Her eyes were closed. She was so pale. ‘Marcel told me what that husband of yours had let them do to you on the orders of the Vuittons. Me, I couldn’t keep the child a moment longer.’

‘So you went out and got some butcher?’

The nod she gave was very slight. There were tears and these flow freely. ‘I didn’t want it to live, Lily. I wanted us both to die.’

‘Did you love him?’

There was a brief smile, a shake of the head. ‘I only went with Jules to show you what that bastard was really like.’

She’d have done it too. ‘Imbécile, you could simply have told me!’

Again, there was that brief smile, gone too soon. ‘You wouldn’t have believed me.’

‘So he’s left you, just like this, that pig. I’ll kill him!’

Nini didn’t respond. Anxiously, I pressed my fingers to her wrist. The pulse, it was too faint.

She had a sepsis in her womb.

At a noise, the present comes back, and I know I must get that Luger before it’s too late, but am afraid to go down into the cellar, afraid of what it will tell me about myself, and can’t yet leave the memories of that visit to Paris.

The Fourteenth Arrondissement was the home of Breton immigrants, of impoverished writers, poets, and artists.
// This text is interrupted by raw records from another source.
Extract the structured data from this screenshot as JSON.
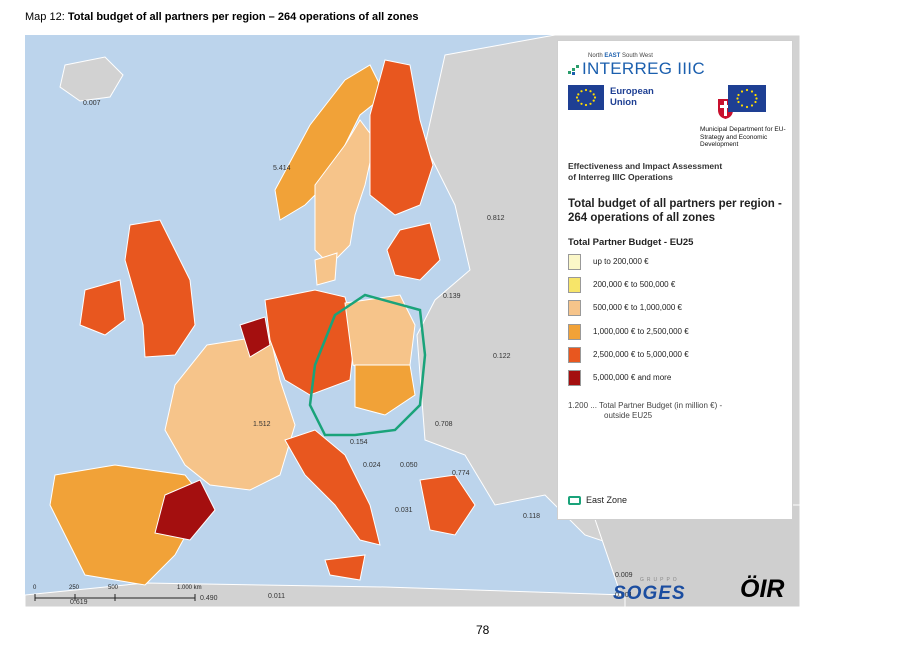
{
  "page": {
    "title_prefix": "Map 12: ",
    "title_bold": "Total budget of all partners per region – 264 operations of all zones",
    "page_number": "78"
  },
  "colors": {
    "sea": "#bcd4ec",
    "non_eu_land": "#d2d2d2",
    "east_zone_outline": "#1aa37a",
    "classes": [
      "#fbf7c8",
      "#f7e569",
      "#f6c48a",
      "#f1a238",
      "#e8571f",
      "#a40f0f"
    ]
  },
  "legend": {
    "small_header": "North EAST South West",
    "small_header_emph": "EAST",
    "interreg_logo": "INTERREG IIIC",
    "eu_label": "European Union",
    "municipal_dept": "Municipal Department for EU-Strategy and Economic Development",
    "effectiveness": "Effectiveness and Impact Assessment",
    "effectiveness_line2": "of Interreg IIIC Operations",
    "title": "Total budget of all partners per region - 264 operations of all zones",
    "budget_heading": "Total Partner Budget - EU25",
    "classes": [
      {
        "label": "up to 200,000 €",
        "color": "#fbf7c8"
      },
      {
        "label": "200,000 € to 500,000 €",
        "color": "#f7e569"
      },
      {
        "label": "500,000 € to 1,000,000 €",
        "color": "#f6c48a"
      },
      {
        "label": "1,000,000 € to 2,500,000 €",
        "color": "#f1a238"
      },
      {
        "label": "2,500,000 € to 5,000,000 €",
        "color": "#e8571f"
      },
      {
        "label": "5,000,000 € and more",
        "color": "#a40f0f"
      }
    ],
    "outside_line1": "1.200 ... Total Partner Budget (in million €) -",
    "outside_line2": "outside EU25",
    "east_zone": "East Zone"
  },
  "map": {
    "values": [
      "0.007",
      "5.414",
      "0.812",
      "0.139",
      "0.122",
      "1.512",
      "0.708",
      "0.154",
      "0.024",
      "0.050",
      "0.774",
      "0.031",
      "0.118",
      "0.619",
      "0.490",
      "0.011",
      "0.001",
      "0.009"
    ],
    "scale": {
      "s0": "0",
      "s250": "250",
      "s500": "500",
      "s1000": "1.000 km"
    },
    "credits": {
      "soges": "SOGES",
      "soges_sub": "GRUPPO",
      "oir": "ÖIR"
    }
  }
}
Most of the prostitutes there were Bretonnes, chunky, blonde- or brown-haired farm girls who’d come in hopes of finding work of a different sort. Montparnasse was full of them. Cow-eyed, docile until beaten by their pimps, they eyed me as I walked along the streets, searching always until at last, I found the address.

Number 7 rue de l’Ouest-how I remember it still. There was a very long courtyard with a ramshackle, two-storey house at the far end, behind which there was a solid stone wall that rose out of question.